"Le manque de moyens humains et les dysfonctionnements" dans ces investigations "constituent une faute lourde et engagent à ce titre la responsabilité de l'État", précise le tribunal, le condamnant à payer 50.000 euros au père de la fillette, Eric Mouzin, au titre de son préjudice moral.
"On est contents de la décision", a réagi l'avocat d'Eric Mouzin, Me Didier Seban, auprès de l'AFP.

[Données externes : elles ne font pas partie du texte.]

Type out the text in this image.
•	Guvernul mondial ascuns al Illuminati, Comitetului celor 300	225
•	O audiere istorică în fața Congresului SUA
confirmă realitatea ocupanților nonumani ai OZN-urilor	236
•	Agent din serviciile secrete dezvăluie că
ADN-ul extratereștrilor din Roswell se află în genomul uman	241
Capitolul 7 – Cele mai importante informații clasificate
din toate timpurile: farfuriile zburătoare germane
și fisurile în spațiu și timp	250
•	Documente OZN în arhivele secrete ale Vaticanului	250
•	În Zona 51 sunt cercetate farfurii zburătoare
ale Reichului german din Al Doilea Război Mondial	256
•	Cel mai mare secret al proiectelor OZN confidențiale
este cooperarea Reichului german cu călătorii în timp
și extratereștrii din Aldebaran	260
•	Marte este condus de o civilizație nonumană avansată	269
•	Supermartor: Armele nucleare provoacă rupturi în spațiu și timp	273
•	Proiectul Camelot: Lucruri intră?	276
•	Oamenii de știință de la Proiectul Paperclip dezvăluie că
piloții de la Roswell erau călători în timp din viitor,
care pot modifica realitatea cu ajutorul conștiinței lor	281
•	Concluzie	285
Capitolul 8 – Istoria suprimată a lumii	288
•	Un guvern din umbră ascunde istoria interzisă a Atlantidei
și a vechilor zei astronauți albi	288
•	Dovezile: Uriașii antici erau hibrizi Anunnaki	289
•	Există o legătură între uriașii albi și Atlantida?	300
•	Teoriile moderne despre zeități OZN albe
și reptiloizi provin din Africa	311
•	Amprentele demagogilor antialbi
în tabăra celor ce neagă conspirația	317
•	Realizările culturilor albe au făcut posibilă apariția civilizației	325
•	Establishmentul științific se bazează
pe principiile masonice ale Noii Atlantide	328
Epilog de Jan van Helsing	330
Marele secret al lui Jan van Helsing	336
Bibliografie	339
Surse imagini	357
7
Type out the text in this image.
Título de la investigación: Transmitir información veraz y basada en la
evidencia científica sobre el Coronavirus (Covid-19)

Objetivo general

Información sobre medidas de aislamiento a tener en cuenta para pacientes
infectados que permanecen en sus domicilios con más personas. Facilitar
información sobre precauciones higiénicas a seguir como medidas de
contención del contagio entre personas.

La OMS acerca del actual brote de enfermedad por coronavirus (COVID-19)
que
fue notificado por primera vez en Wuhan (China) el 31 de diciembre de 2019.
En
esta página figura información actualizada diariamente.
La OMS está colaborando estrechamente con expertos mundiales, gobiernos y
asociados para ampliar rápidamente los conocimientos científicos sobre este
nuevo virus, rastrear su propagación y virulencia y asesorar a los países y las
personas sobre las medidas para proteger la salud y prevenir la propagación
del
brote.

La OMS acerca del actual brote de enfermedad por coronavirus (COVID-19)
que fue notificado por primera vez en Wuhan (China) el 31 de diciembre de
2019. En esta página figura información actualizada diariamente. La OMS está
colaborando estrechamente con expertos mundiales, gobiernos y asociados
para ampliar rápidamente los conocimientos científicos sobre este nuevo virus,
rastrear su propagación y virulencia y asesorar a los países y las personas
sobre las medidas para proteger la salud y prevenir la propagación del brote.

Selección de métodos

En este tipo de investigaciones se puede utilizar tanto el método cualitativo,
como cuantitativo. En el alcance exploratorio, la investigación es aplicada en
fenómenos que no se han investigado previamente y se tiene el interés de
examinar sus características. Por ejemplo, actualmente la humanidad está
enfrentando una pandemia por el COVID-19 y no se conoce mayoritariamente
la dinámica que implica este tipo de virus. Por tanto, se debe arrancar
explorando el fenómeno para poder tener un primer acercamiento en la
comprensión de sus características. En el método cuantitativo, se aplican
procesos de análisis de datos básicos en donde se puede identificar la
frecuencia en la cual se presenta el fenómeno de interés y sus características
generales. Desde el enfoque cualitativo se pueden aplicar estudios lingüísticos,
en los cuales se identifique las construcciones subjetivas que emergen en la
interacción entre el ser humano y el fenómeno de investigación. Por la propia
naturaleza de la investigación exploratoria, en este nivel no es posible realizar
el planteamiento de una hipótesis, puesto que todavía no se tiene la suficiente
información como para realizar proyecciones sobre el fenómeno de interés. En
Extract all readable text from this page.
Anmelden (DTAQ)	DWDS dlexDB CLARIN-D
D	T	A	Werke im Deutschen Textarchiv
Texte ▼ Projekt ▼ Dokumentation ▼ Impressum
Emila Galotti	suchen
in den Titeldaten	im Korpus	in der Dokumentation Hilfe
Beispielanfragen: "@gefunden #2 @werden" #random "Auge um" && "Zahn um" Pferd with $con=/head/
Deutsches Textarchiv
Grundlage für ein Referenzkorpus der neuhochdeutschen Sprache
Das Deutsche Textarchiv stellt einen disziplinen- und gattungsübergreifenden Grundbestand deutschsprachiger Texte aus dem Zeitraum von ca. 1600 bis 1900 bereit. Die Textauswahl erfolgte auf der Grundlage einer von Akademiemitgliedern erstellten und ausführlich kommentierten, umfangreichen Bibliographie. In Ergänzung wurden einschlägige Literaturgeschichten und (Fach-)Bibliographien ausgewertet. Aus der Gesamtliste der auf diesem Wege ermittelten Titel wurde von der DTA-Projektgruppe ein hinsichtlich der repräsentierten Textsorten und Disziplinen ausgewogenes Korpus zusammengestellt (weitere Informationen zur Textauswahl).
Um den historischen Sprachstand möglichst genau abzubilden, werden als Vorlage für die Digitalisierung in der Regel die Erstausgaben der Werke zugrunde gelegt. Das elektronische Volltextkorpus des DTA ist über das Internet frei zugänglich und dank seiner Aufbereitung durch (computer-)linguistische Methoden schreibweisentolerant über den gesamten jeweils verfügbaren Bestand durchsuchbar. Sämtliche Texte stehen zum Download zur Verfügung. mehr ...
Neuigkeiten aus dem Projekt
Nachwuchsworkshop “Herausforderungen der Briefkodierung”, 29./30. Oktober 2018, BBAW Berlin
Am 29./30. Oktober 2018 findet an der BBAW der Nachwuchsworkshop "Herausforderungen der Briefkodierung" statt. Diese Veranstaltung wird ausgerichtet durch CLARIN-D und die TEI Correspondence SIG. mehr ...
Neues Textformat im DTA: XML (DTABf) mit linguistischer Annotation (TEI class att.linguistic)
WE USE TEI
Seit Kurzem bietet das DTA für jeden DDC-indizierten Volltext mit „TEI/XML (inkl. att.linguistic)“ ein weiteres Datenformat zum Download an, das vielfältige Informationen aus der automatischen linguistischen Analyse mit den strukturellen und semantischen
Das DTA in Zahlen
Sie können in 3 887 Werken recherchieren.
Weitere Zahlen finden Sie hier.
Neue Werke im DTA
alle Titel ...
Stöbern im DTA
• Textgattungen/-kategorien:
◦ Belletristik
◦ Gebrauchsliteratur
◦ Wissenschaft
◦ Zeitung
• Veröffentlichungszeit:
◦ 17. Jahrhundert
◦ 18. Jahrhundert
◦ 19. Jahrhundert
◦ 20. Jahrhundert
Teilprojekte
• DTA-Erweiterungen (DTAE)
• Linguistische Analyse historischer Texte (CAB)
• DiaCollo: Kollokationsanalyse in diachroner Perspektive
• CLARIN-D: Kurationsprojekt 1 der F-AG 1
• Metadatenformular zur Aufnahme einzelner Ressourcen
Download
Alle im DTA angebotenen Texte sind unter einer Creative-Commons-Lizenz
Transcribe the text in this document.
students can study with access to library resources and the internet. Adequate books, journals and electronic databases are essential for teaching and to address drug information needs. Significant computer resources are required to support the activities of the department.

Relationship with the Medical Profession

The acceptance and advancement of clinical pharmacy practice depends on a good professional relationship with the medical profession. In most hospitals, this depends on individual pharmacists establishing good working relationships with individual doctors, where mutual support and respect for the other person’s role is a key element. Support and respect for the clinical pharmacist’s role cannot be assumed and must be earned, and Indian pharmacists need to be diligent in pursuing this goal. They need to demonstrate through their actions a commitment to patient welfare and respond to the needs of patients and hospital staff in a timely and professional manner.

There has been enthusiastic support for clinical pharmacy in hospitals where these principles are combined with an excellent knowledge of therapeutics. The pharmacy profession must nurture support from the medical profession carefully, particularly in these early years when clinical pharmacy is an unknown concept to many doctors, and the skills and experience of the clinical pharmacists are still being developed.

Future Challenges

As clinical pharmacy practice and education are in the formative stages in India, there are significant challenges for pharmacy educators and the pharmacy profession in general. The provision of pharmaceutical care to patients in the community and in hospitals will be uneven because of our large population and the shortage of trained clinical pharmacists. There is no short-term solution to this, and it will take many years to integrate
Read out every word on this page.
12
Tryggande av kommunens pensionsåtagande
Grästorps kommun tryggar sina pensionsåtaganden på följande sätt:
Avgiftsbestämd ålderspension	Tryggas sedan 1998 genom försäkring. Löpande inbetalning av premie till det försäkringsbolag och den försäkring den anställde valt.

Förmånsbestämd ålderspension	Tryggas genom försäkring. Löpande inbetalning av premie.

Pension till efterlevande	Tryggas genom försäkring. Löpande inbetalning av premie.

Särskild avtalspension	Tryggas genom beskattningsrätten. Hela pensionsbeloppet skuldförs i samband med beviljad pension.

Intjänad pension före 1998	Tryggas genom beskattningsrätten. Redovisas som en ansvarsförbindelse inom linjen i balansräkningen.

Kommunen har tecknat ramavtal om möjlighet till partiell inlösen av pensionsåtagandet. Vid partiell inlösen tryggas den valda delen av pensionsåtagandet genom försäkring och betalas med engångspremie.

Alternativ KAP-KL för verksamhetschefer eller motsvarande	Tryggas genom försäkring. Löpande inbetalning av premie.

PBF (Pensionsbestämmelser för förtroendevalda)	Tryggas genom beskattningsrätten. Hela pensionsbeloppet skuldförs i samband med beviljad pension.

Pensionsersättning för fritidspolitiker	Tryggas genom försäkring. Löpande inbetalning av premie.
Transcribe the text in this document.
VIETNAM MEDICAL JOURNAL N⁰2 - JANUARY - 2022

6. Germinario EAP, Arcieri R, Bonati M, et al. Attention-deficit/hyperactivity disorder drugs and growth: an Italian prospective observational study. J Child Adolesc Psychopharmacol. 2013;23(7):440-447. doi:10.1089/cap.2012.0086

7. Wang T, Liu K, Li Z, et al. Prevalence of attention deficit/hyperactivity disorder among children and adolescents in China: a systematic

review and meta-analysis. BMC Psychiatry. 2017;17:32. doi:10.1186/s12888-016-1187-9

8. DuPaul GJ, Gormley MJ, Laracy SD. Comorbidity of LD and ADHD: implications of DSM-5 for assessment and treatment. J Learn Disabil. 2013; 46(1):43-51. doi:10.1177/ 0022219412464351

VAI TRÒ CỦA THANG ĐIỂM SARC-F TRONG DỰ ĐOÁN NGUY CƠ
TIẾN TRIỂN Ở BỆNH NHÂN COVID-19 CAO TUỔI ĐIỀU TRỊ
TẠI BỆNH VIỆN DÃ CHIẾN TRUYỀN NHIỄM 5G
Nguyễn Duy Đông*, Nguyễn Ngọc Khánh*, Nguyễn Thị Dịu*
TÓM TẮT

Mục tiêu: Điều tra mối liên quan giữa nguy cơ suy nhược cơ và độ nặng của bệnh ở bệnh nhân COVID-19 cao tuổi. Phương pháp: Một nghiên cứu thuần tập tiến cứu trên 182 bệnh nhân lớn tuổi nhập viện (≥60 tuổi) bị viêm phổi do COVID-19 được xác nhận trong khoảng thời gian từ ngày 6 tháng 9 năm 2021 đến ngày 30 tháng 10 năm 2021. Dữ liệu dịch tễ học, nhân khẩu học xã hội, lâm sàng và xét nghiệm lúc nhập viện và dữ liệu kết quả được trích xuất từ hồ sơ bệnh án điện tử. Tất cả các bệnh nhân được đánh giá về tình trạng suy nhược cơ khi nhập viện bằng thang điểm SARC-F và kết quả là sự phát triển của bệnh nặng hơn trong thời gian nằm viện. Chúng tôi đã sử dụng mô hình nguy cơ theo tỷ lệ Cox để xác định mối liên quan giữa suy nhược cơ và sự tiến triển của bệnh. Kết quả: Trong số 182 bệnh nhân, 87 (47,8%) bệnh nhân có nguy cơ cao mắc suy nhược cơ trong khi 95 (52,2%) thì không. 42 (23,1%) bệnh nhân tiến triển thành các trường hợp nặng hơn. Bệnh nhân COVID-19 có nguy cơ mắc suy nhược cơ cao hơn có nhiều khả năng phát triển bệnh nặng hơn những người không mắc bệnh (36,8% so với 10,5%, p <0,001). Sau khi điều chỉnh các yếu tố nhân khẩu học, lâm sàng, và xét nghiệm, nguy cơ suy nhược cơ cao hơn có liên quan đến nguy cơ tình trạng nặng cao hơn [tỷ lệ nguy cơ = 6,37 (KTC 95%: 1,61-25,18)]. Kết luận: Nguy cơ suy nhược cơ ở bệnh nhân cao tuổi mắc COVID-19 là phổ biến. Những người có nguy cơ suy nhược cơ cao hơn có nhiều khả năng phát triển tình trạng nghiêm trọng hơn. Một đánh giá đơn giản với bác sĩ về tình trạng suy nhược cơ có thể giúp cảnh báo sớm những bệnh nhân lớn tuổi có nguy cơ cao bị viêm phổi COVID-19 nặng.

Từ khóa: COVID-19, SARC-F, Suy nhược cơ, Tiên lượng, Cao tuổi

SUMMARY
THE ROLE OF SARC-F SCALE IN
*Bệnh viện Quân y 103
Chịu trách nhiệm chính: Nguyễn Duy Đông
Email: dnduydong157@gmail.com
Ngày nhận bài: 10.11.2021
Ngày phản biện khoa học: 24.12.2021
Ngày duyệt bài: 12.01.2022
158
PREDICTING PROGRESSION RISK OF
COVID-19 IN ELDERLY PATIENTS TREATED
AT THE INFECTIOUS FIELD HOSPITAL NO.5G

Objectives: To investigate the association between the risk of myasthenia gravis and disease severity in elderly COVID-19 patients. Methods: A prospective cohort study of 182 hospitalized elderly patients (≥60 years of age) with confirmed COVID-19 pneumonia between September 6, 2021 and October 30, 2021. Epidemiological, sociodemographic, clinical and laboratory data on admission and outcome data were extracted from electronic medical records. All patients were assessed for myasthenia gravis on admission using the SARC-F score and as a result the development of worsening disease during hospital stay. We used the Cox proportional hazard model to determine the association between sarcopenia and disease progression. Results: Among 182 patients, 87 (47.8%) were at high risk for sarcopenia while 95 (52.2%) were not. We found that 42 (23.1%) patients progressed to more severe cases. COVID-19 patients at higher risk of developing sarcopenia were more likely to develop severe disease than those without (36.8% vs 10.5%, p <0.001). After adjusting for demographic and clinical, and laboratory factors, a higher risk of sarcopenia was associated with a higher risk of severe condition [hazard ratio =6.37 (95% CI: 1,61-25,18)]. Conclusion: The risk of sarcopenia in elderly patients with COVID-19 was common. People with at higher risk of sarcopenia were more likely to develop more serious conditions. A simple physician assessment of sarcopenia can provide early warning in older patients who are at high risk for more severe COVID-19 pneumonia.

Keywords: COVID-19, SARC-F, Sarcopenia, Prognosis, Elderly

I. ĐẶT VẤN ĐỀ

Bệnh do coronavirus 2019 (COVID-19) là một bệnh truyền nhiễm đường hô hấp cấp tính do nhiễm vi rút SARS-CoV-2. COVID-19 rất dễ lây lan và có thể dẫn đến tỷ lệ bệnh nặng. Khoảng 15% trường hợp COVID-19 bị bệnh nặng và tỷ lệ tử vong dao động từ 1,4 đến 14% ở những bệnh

"Les mots sont durs et je pense qu'on peut espérer que les leçons seront tirées pour d'autres disparitions d'enfants", a-t-il ajouté.
"Amateurisme"
Éric Mouzin avait assigné l'État, fustigeant à l'audience en juin un "amateurisme" dans l'enquête sur la disparition de sa fille, âgée de 9 ans quand elle avait disparu en 2003 alors qu'elle rentrait de l'école à Guermantes (Seine-et-Marne).
Au début de l'enquête, la piste Michel Fourniret est un temps suivie avant d'être abandonnée. Ce n'est qu'en 2020 que la juge Sabine Khéris réussit à faire reconnaître à ce tueur en série son rôle dans la mort de la fillette.
Dans sa décision, le tribunal a relevé la "cotation tardive et peu intelligible" dans cette enquête. Pendant neuf ans, le dossier n'était pas coté (système de classement des différentes pièces du dossier qui permet de les répertorier). Ce n'est qu'en 2012 que la partie civile a pu avoir un accès complet à la procédure.
Le tribunal estime également que "la succession de dix magistrats instructeurs, dont certains pour de très courtes périodes de quelques mois" a participé "à la difficulté d'appréhender un dossier d'instruction d'une telle ampleur".
Le corps pas retrouvé
Condamné à la perpétuité incompressible pour les meurtres de sept jeunes femmes ou adolescentes entre 1987 et 2001, Michel Fourniret est mort en 2021, sans avoir été jugé pour la disparition d'Estelle Mouzin, dont le corps n'a pas été retrouvé.
L'instruction de deux décennies a mené à la condamnation en décembre 2023 de Monique Olivier à la réclusion criminelle à perpétuité, assortie d'une période de sûreté de 20 ans, pour sa complicité dans trois enlèvements et meurtres commis par son ex-mari Michel Fourniret, dont celui d'Estelle Mouzin.
Le tribunal a en revanche débouté Éric Mouzin de sa demande d'indemnisation fondée sur un préjudice matériel.
Il demandait 150.000 euros au titre des préjudices matériel et financier et 200.000 euros pour le préjudice moral.